Eye protection (safety glasses) is a necessity, whether you’re in the field or on the range. Don’t neglect your eye health this hunting season.

Your Eyes Are Sensitive to Damage

While most of our organs are protected by thick layers of skin and fat, our eyes are not as well protected. In fact, the skin of our eyelid is the thinnest on our bodies. It’s important to put on proper eye protection when you’re preparing for this season’s hunt.

While most shooting ranges mandate the use of eye protection, these rules don’t apply to game hunters. Protective eye gear is especially important for hunters of waterfowl or pheasant; a wayward birdshot can have life-altering consequences. Even big game hunters (for example, deer hunters) should consider putting on protective glasses to avoid serious injury, such as:

  • A scratched cornea. You can sustain this type of injury by simply walking into some underbrush.
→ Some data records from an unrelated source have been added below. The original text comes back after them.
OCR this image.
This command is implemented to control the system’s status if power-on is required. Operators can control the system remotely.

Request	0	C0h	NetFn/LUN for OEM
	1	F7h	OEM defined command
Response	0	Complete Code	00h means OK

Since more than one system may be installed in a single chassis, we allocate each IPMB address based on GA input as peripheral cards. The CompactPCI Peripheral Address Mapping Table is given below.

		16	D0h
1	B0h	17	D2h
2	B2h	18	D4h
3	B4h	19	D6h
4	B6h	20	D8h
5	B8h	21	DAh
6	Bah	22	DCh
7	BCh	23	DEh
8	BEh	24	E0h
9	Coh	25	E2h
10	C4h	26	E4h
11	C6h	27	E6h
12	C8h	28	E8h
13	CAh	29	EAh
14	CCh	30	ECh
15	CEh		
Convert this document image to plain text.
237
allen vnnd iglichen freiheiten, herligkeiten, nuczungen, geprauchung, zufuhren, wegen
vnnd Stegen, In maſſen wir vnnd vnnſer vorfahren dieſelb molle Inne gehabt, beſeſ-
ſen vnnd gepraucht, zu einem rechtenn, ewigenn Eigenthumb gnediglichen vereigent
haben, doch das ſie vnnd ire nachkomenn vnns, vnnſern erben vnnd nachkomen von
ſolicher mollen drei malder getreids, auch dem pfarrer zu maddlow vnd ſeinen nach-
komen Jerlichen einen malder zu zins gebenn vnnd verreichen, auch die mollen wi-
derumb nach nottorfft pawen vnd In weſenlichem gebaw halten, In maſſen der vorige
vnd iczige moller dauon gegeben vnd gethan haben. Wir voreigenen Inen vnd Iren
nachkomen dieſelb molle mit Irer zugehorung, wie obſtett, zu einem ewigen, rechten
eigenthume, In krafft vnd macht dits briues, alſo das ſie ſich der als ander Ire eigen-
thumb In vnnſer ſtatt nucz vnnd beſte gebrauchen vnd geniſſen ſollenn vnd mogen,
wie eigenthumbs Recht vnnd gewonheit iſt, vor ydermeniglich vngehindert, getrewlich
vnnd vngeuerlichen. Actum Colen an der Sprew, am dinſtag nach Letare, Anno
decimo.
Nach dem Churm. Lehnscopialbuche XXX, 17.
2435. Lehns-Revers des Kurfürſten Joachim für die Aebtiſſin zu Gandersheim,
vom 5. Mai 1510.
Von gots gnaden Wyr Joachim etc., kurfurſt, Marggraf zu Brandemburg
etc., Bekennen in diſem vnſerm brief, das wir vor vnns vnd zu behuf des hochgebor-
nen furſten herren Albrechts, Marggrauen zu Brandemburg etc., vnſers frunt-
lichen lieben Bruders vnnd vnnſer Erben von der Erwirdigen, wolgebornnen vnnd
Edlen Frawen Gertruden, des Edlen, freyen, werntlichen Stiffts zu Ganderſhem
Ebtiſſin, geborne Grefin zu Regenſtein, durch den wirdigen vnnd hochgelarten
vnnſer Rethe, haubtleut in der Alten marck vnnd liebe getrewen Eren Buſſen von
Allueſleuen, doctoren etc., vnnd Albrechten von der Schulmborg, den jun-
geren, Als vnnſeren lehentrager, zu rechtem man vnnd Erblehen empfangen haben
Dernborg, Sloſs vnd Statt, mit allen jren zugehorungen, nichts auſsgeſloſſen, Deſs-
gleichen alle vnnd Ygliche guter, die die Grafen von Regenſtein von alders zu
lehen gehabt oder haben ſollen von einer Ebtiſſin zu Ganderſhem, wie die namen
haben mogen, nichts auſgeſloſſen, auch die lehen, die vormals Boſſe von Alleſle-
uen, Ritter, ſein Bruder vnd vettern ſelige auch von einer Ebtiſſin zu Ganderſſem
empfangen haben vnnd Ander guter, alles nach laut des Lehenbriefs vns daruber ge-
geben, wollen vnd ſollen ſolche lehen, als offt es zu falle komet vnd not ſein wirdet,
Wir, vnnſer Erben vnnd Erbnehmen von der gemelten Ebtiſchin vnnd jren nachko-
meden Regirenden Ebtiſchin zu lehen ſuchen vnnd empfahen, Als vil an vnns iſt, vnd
A scratched cornea will likely cause discomfort and sensitivity to light.  Injuring the cornea also puts you at higher risk of developing a fungus or infection in the eye. If untreated, these can lead to blindness. If you believe you have scratched your cornea, you should see a doctor right away, as infections of the eye can spread in as little as 24 hours.
  • A foreign object (such as a piece of buckshot) or substance lodged in your eye, which can cause irreparable damage.
  • Traumatic iritis, which occurs when the colored ring around your pupil (the iris) becomes inflamed after it comes into contact with a blunt object. It’s a serious condition that can result in decreased vision, even with immediate treatment.
  • An orbital fracture, which can occur if you sustain a blow to the delicate facial bones around the eye. This is a medical emergency.

You can avoid most of these injuries simply by wearing appropriate eyewear.

Eyewear Can Actually Improve Your Game

Aside from being an important safety feature, wearing eye protection can improve your hunting game. Yellow lenses, in particular, can help you improve your vision if there is a harsh glare. Hunting lenses come in a variety of shades to help you spot your quarry under varying conditions.

What to Do If You Suspect Eye Injury

If you’re in the field and sustain an injury, take the following precautions:

  • If you’ve come into contact with dirt, flush the eye with clean water (or saline, if you have it on hand).
  • In the event of a penetrating injury, foreign body, or severely scratched cornea, contact a physician immediately. In some cases, a trip to the emergency room is necessary. If you suspect you’ve scratched your cornea, contact your primary care physician for instructions.